Claus-Günther Kunzmann spricht von einem »Widerspruch zwischen Renaturierung und Kulturlandschaft Arboretum« im Burgpark. Das stößt nicht überall auf Verständnis.
Die Nidda, der Burgpark und ein mögliches Naturerlebnis. Drei Jahre ist es her, da hat Marion Kittlaus-Liebig eine Petition für das Projekt »Naturerlebnis Nidda« gestartet. Das Ziel: Die Nidda am Burgpark an einer ausgewählten Stelle »erlebbar machen«. Geplant war eine Mischung aus Renaturierung samt abgeflachtem Ufer und Kiesbank sowie ein kleiner Mini-Park. »Ich habe gemeinsam mit meinen Kindern Unterschriften gesammelt«, erinnert sich die Initiatiorin. »Bis vor Kurzem hatte ich auch noch Hoffnung, dass das klappt. Jetzt hat sich das wohl erledigt«, bedauert sie. Dabei fing für Kittlaus-Liebig alles so hoffnungsvoll an. Das Thema erhitzte 2019 die Gemüter und auch das Stadtparlament. Der damalige Vorsitzende des Planungs-, Bau- und Umweltausschusses, Jens Völker, lud Gewässerökologe Gottfried Lehr für einen Vortrag in den Ausschuss ein. Ein Antrag der Freien Wähler den Vorschlag Lehrs an dieser Stelle zu prüfen, wurde in der Stadtverordnetenversammlung einstimmig angenommen. Der Magistrat hatte sich zunächst gegen den Standort im Burgpark ausgeprochen. Kittlaus-Liebig wollte das ändern. »Es gab ja sogar ein Treffen vor Ort«, erinnert sie sich. Im September 2019 kamen Lehr, CDU-Fraktionsvorsitzende Irene Utter, Jens Völker und Petitions-Initiatorin Marion Kittlaus-Liebig sowie Baumgutachter zusammen, um einen Kompromiss für das Projekt zu finden.
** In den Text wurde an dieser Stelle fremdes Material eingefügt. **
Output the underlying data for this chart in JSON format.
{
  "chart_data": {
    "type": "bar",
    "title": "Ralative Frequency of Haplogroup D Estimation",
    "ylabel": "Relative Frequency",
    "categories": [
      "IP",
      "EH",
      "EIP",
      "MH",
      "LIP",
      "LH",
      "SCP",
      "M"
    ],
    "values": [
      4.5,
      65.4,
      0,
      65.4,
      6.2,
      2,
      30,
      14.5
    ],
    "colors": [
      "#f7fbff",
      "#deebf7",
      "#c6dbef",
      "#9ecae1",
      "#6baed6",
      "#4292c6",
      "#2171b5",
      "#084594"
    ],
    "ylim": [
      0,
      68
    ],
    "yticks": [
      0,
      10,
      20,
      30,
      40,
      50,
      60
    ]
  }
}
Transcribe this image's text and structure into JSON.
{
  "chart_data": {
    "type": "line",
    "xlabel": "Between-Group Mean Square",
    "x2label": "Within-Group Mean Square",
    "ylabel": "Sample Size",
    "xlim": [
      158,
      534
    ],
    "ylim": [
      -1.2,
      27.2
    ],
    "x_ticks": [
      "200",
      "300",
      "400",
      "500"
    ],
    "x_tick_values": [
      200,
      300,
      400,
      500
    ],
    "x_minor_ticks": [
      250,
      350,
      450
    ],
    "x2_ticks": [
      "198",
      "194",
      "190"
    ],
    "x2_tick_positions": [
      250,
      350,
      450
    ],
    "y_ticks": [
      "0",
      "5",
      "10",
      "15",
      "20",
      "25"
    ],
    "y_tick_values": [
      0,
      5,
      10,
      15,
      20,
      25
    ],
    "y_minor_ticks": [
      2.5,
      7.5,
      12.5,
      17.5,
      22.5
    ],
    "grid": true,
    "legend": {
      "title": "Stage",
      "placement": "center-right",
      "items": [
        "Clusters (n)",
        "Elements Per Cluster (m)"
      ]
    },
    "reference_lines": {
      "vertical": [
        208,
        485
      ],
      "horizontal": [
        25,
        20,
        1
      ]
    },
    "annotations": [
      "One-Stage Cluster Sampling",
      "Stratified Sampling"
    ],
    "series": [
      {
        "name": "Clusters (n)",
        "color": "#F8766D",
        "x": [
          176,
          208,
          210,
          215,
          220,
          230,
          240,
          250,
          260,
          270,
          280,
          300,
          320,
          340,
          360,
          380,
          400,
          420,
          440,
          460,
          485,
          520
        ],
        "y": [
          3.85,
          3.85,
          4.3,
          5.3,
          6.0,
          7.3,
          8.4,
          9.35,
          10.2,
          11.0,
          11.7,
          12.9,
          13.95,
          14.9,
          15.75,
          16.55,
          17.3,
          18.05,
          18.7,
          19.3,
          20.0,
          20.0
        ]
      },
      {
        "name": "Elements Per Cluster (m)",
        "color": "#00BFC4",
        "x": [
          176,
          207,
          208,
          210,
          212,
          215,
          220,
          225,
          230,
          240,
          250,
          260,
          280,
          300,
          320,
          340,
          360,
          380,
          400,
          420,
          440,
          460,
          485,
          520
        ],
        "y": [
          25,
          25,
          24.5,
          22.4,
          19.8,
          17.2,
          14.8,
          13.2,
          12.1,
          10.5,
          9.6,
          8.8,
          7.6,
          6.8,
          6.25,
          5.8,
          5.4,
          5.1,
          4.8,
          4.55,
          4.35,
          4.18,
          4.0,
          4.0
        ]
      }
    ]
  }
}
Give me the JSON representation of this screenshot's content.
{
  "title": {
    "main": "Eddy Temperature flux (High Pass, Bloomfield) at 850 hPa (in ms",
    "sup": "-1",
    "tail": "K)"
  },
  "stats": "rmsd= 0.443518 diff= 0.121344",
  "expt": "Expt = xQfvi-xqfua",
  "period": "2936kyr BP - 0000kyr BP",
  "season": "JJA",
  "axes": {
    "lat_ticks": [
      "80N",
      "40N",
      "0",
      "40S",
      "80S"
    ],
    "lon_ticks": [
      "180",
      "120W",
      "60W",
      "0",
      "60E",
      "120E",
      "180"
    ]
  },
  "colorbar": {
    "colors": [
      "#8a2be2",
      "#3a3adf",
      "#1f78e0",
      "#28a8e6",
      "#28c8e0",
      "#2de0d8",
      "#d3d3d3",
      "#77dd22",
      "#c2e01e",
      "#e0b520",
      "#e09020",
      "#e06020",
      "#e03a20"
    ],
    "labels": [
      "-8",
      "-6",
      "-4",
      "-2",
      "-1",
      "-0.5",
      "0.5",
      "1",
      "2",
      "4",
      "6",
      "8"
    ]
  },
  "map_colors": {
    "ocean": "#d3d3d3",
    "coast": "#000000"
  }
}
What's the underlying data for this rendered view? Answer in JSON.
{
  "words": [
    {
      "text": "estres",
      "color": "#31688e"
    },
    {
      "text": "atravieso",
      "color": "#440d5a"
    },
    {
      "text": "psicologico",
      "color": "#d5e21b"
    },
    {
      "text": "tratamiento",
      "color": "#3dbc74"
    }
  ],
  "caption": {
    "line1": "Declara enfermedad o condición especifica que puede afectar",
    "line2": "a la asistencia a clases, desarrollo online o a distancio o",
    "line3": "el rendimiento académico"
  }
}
Die Eingriffe in die Natur sollten möglichst gering gehalten werden. »Es war ein konstruktives und gutes Gespräch«. sagt Kittlaus-Liebig. »Und jetzt erfahre ich aus einer Pressemitteilung der Stadt, das ein anderes Projekt umgesetzt wird und das Naturerlebnis nicht. Dabei wurde immer wieder bestätigt, dass an dem Projekt bald gearbeitet wird.«
Gearbeitet wird im Burgpark derzeit und zwar am Hessentagsprojekt »Bad Vilbel zu Fuß entdecken«. Das teilt die Stadt mit. Die nun begonnene Umsetzungsphase habe zum Ziel, das Stadtwander- und Spazierwegenetz in der Quellen- und Festspielstadt neu anzulegen. Der erste Teil der Umsetzung betrifft den Burgpark. Der Fußweg entlang der Nidda zwischen der Wasserburg und dem Festplatz wird umgestaltet. Hessentagsbeauftragter und Kulturamtsleiter Claus-Günther Kunzmann sagt; »Wir haben im Zuge der Planungen für die Maßnahmen im Burgpark die Interessenskonflikte zwischen Baumschutz und Renaturierung der Nidda umfangreich abgewogen. Da wir im Burgpark gerade mit der Anlage des Arboretums begonnen haben - es wurden dafür rund 100 Bäume angepflanzt, die Bestandsbäume müssen hier noch »eingepflegt« werden - haben wir in diesem Prozess dem Baumschutz den Vorrang gegeben.«
Kunzmann ergänzt, dass man insbesondere mit der Unteren Wasserbehörde mehrfach darüber gesprochen habe, in Analogie zur Aufweitung der Nidda zwischen Bibliotheksbrücke und Eisenbahn dem Fluss auch im Burgpark eine »Flucht« aus seinem engen Bett zu ermöglichen. »Der letzte Termin dazu fand erst vor kurzer Zeit statt.« Das Problem: »An jeder Stelle müssten wir Bäume entfernen oder würden massiv die Wurzeln schädigen. Diese Bäume würden uns wiederum im Arboretum fehlen. Dass außerdem noch der Aspekt Baumverlust in einer innerstädtischen Lage keine völlig untergeordnete Rolle spielt, dürfte auf der Hand liegen.« Für die baulichen Maßnahmen im Burgpark habe man außerdem ein Baumschutzkonzept erstellt, das auch weiträumig um die Bäume Flächen definiere, die bei den Maßnahmen nicht überfahren werden dürfen. »Dazu würde die Entnahmen eines älteren Baumbestandes einen Widerspruch in sich bilden.« Dieser Widerspruch zwischen Renaturierung und Kulturlandschaft Arboretum sei somit nicht auflösbar. »Aus den genannten Gründen haben wir eine Aufweitung der Nidda im Bereich Burgpark nicht weiter verfolgt.«
Für Marion Kittlaus-Liebig ein »Schlag ins Gesicht«. Davon habe sie nichts gewusst. »Ich habe die Bemühungen rund um die Petition erst aufgegeben, als mir zugesichert wurde, dass man eine Lösung findet. Jetzt werde ich vor vollendete Tatsachen gestellt. Das finde ich nicht in Ordnung.«
Claus-Günther Kunzmann kündigte bei einem Termin vor Ort an, das Gespräch mit der Organisatorin der Petition zu suchen.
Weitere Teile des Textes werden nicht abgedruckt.